Hana followed her father as they rushed from the train station and onto the street. She’d seen many a town just like this in China and North Korea. Compact and quiet, the paths through it narrow and angular with abrupt endings. Even worse, they knew nothing of the local geography. Above them stood the chief glory, a cathedral with twin bell towers and ornamental windows, its brightly lit belfries framed by the night, then blurred by the fog.

“We go that way,” her father said.

And he ran up the inclined cobblestones toward the church, turning a corner and disappearing into the darkness.

She glanced behind them and noticed no one.

All of the commotion remained inside.

In the distance she heard sirens.

And knew what that meant.

*   *   *

Malone ran through the station toward its street exit. The few attendants on duty were all in a panic, providing enough confusion for him to make his way through the building. He slipped the gun, still in hand, beneath his jacket. Outside, in the mist, he spotted Kim and his daughter rounding a bend, headed up an inclined way between the closed shops toward the cathedral. He saw nothing of the second Korean who’d also left the platform. He doubted he’d fled, so he told himself to proceed with caution.

Sirens in the distance were drawing closer, maybe only a few blocks away.

He hustled off in Kim’s direction.

*   *   *

Isabella could see that Howell was in a bad way. Two slugs to the chest could do a great deal of damage. Luke cradled Howell in his lap, the man’s eyes open, his breathing labored, blood still spewing with each exhale. That meant a lung had been pierced. One of the station workers had called the police and an ambulance. Several of the passengers from the train stood off to the side, watching. She wondered if there was a doctor anywhere among them, but her callouts in English for one had gone unanswered.

“Hang in there,” Luke told Howell again. “Stay with me. Help is coming.”

Luke’s gaze up to her asked if that were true, but she could only shake her head and hope.

“Malone shouldn’t have gone alone,” she said. “One of the guys shooting at us is out there, too.”

“I agree,” Luke said. “Go.”

She hadn’t expected that.

“I’ll stay here with Howell. Go. Help Malone.”

She did not need to be told twice, leaving the platform and entering the station. Her gun was inside her coat pocket where she’d concealed it when she and Luke had rushed to Howell. Out the front doors and she caught a glimpse of Malone through the fog, fifty yards away, rushing up an inclined street. The sirens were nearly here, the night air overhead strobed by red glows drawing closer.

She headed after Malone.

Another figure appeared.

To her right. Thirty yards away. Holding a gun and advancing. It had to be the second Korean she’d seen escape the platform during the gunfight. She stopped, gripped her weapon with both hands, and yelled, “Stop. Now.”

Her target hesitated an instant, turned her way, then decided to risk escape, rushing off down the street. The night and the mist complicated things, but the uphill path slowed him just enough. She led him like a bird in flight, then fired. The round slammed into him, jarring his balance. He whirled and tried to swing his gun around.

She shot him again.

He dropped to the cobbles.

*   *   *

Malone heard a bang and turned.

Twenty yards back a man holding a gun staggered in the street.

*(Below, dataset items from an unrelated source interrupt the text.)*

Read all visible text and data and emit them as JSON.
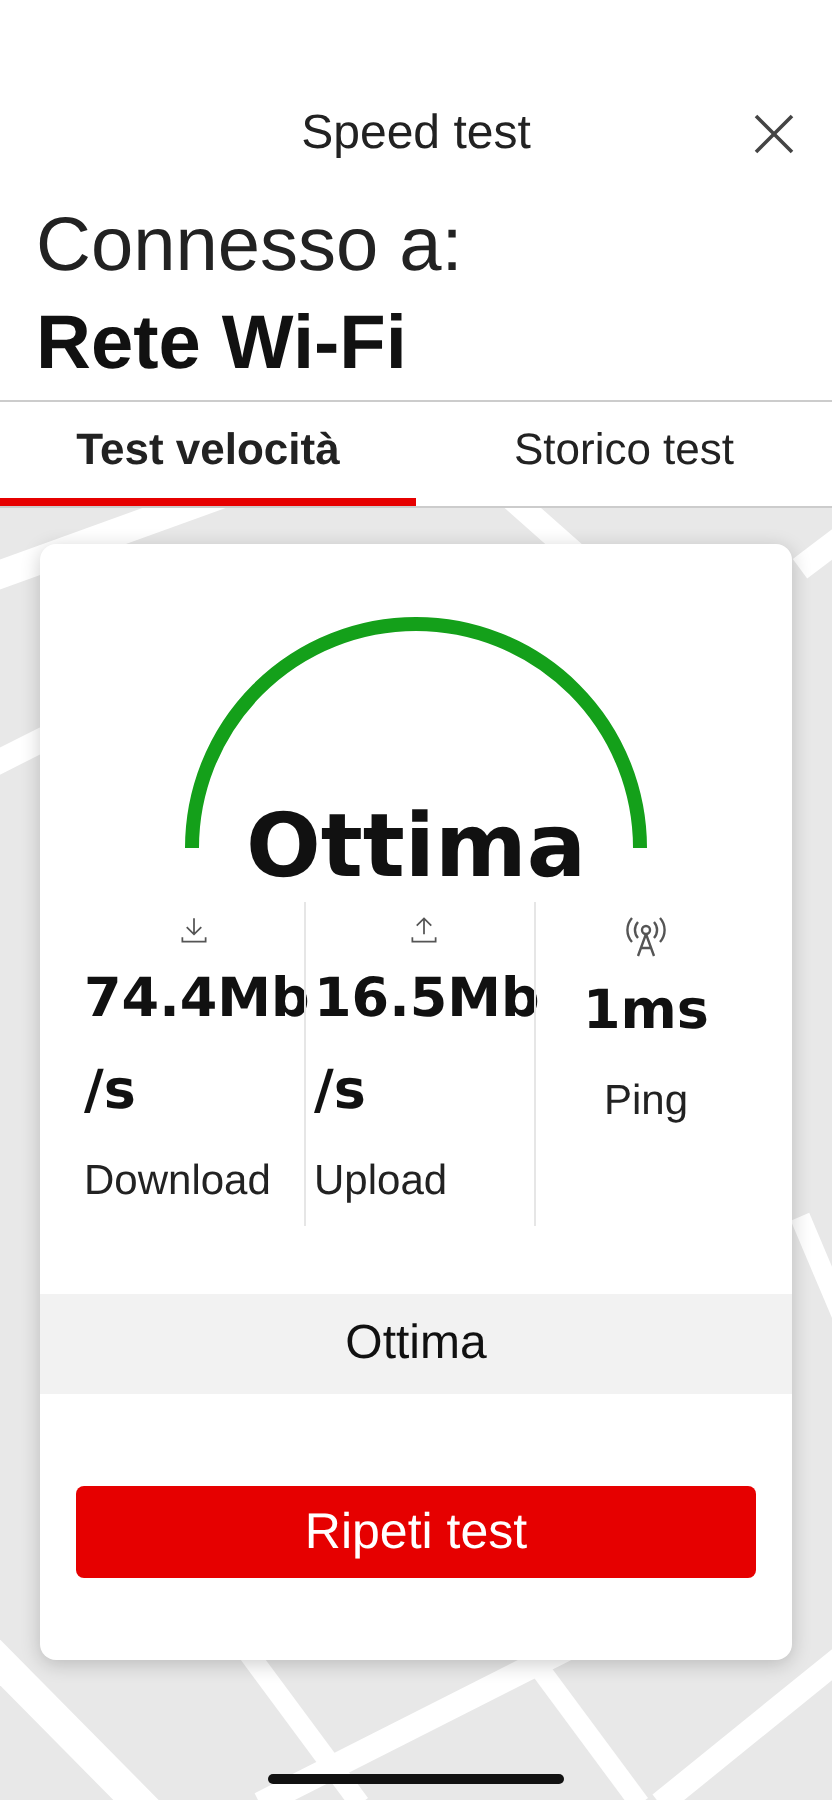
{
  "header": {
    "title": "Speed test"
  },
  "connection": {
    "label": "Connesso a:",
    "network": "Rete Wi-Fi"
  },
  "tabs": [
    {
      "label": "Test velocità",
      "selected": true
    },
    {
      "label": "Storico test",
      "selected": false
    }
  ],
  "result": {
    "rating": "Ottima",
    "metrics": [
      {
        "kind": "download",
        "value": "74.4Mb /s",
        "label": "Download"
      },
      {
        "kind": "upload",
        "value": "16.5Mb /s",
        "label": "Upload"
      },
      {
        "kind": "ping",
        "value": "1ms",
        "label": "Ping"
      }
    ],
    "summary": "Ottima",
    "button": "Ripeti test"
  }
}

A second bang and the form collapsed.

He rushed back, his own weapon ready, and saw Isabella, just outside the train station, poised to fire.

She lowered her pistol.

A police car appeared behind her, wheeling to the station. Another followed. Uniformed officers emerged. One saw her with the gun and drew his own. Malone was far enough away that he could slip back into the darkness, but Isabella stood exposed in the penumbra of light from the station’s exterior. She wisely remained frozen, her gun still aimed his way, her back to the police. All of the officers had now drawn pistols and were screaming orders her way.

Isabella saw him.

“Go,” she said loud enough for him to hear. “Get out of here.”

Her gun clattered to the street and her arms were raised in surrender. Slowly, she turned and faced the police, who advanced her way with their own weapons still trained.

No one had seen him.

She’d covered his back and taken one for the team.

Which allowed him a chance to get Kim.

 

SIXTY-FOUR

W
ASHINGTON
, DC

Stephanie wedged the screwdriver into the circular indentations. With the hammer she tapped the metal tip until it was embedded a good inch, then she worked the handle back and forth. The old wood gave way. She yanked the screwdriver out and repeated the process around the circle, then rested the metal tip at the center. Three taps and she pierced the plug. Chunks of it gave way and fell to the floor. Joe Levy had bent down and was watching her.

“Just bust it out,” he said.

“I agree with him,” Danny said through the phone.

She knew he could better see what she was doing from the camera’s vantage point on the floor, where chips of a two-hundred-plus-year-old frame lay scattered. She took their advice and worked the screwdriver left and right. The plug was obliterated and its remaining pieces rained down. She folded her finger up into the cavity and freed more remnants until an opening about three inches wide was revealed.

“I wish we had a light,” she said.

“We do,” Joe said, pointing to the phone.

He was right. She reached for the unit and activated the camera flash, pointing the bright rays up into the darkness.

“There’s something there,” she said. “At the edge of the frame. The cavity beyond is wider than the opening.”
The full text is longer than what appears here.